Ich hatte es nicht zu bereuen, Herrn Schultze getroffen zu haben. Erzählte er mir doch, während des gemeinsamen Abendessens in Hallein, die unglaubliche Geschichte seines weltberühmten Liedes. Und welcher weltpolitischen Tragödie es bedurfte, um es so erfolgreich werden zu lassen.

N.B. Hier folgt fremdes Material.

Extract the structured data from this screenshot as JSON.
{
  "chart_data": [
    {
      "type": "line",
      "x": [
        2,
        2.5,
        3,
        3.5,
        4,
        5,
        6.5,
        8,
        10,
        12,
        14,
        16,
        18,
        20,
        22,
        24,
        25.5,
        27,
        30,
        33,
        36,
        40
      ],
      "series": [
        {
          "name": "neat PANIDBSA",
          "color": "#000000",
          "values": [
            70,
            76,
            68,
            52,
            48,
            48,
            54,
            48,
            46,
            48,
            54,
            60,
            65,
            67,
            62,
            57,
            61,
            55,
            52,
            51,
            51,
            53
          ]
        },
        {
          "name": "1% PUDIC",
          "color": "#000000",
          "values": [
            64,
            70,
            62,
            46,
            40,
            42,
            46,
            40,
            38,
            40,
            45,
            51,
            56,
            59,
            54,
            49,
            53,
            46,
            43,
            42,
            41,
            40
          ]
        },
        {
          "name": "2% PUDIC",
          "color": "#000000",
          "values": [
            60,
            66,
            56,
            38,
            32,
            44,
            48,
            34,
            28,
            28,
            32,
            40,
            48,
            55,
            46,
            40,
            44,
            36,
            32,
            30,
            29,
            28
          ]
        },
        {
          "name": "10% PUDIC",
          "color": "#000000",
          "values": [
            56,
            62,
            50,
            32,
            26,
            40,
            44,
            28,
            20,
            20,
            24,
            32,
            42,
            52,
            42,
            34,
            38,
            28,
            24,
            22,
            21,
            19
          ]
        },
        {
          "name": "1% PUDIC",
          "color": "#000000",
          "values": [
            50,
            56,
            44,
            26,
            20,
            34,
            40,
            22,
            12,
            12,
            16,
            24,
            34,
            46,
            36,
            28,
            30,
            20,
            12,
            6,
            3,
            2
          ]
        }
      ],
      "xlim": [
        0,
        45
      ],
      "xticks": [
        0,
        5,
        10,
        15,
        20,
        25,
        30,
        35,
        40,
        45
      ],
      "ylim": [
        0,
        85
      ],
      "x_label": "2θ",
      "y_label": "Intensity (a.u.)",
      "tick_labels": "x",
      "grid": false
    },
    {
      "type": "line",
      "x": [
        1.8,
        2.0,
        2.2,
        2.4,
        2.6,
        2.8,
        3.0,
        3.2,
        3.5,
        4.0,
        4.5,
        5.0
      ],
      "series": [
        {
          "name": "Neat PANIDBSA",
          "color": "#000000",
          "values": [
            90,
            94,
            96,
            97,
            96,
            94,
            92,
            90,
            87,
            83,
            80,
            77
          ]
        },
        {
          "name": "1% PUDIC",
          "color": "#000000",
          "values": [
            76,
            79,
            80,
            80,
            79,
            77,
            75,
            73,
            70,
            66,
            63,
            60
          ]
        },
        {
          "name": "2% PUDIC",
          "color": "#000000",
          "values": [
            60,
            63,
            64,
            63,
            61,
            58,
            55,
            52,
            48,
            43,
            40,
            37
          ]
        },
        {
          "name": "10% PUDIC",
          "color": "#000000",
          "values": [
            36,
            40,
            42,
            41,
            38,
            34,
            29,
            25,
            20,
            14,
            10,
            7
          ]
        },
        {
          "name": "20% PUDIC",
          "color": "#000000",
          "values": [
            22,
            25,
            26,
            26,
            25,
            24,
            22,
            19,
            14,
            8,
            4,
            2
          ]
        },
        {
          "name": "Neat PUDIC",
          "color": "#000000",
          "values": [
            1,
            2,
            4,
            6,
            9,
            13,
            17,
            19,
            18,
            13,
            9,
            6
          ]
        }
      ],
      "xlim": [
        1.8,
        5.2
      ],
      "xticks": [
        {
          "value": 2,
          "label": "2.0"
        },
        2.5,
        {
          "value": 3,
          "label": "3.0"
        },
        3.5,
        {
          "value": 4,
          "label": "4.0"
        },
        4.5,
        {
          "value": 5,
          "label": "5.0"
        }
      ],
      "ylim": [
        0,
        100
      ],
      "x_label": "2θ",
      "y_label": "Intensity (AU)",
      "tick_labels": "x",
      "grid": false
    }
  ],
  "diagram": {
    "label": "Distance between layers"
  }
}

»Die paar Noten hatte ich in wenigen Minuten niedergeschrieben, das ganze Lied war in einer Viertelstunde fertig«, schilderte er die Entstehung des Schlagers. Gerade neunzig Jahre alt und von erstaunlicher Frische, legte der Komponist gleich los: »Den Text zu Lili Marleen gab es schon seit 1915. Ein junger Schriftsteller namens Hans Leip hatte damals unter dem Titel Kleine Hafenorgel mehrere Gedichte geschrieben, von denen eines Lili Marleen hieß. Das lag dann mehr als zwanzig Jahre lang herum, ohne dass sich ein Mensch darum gekümmert hätte.«
Zufällig fielen dem aus Braunschweig stammenden Norbert Schultze 1938 in einer kleinen Bar in Berlin-Charlottenburg die Zeilen in die Hände:
Vor der Kaserne, vor dem großen Tor,
Stand eine Laterne, und steht sie noch davor,
So wolln wir uns da wiedersehn,
Vor der Laterne wolln wir stehn
Wie einst, Lili Marleen …
»Mir gefiel der Text so gut, dass ich mich noch in der Bar ans Klavier setzte und sofort die passende Melodie fand«, sagte Schultze. »Dann spielte ich das Lied mehreren Sängern, Musikverlegern und Plattenproduzenten vor. Doch keiner mochte es.«
Nur Schultze selbst glaubte daran. »Das Chanson war ja für einen Mann geschrieben, als Liebeserklärung an ein Mädchen namens Lili Marleen. Da sich nun aber kein Sänger fand, der es aufnehmen wollte, schickte ich die Noten meiner Freundin Lale Andersen.«
Norbert Schultze lächelte verschmitzt. »Ich hatte einige Jahre davor eine Liaison mit Lale, die damals noch Liselotte Wilke hieß. Sie war ein nettes Mädchen, nein, die große Liebe war’s nicht.« Doch das spielte keine Rolle, als die junge Sängerin das Chanson unter dem etwas sperrigen Titel Lied eines jungen Wachtpostens aufnahm.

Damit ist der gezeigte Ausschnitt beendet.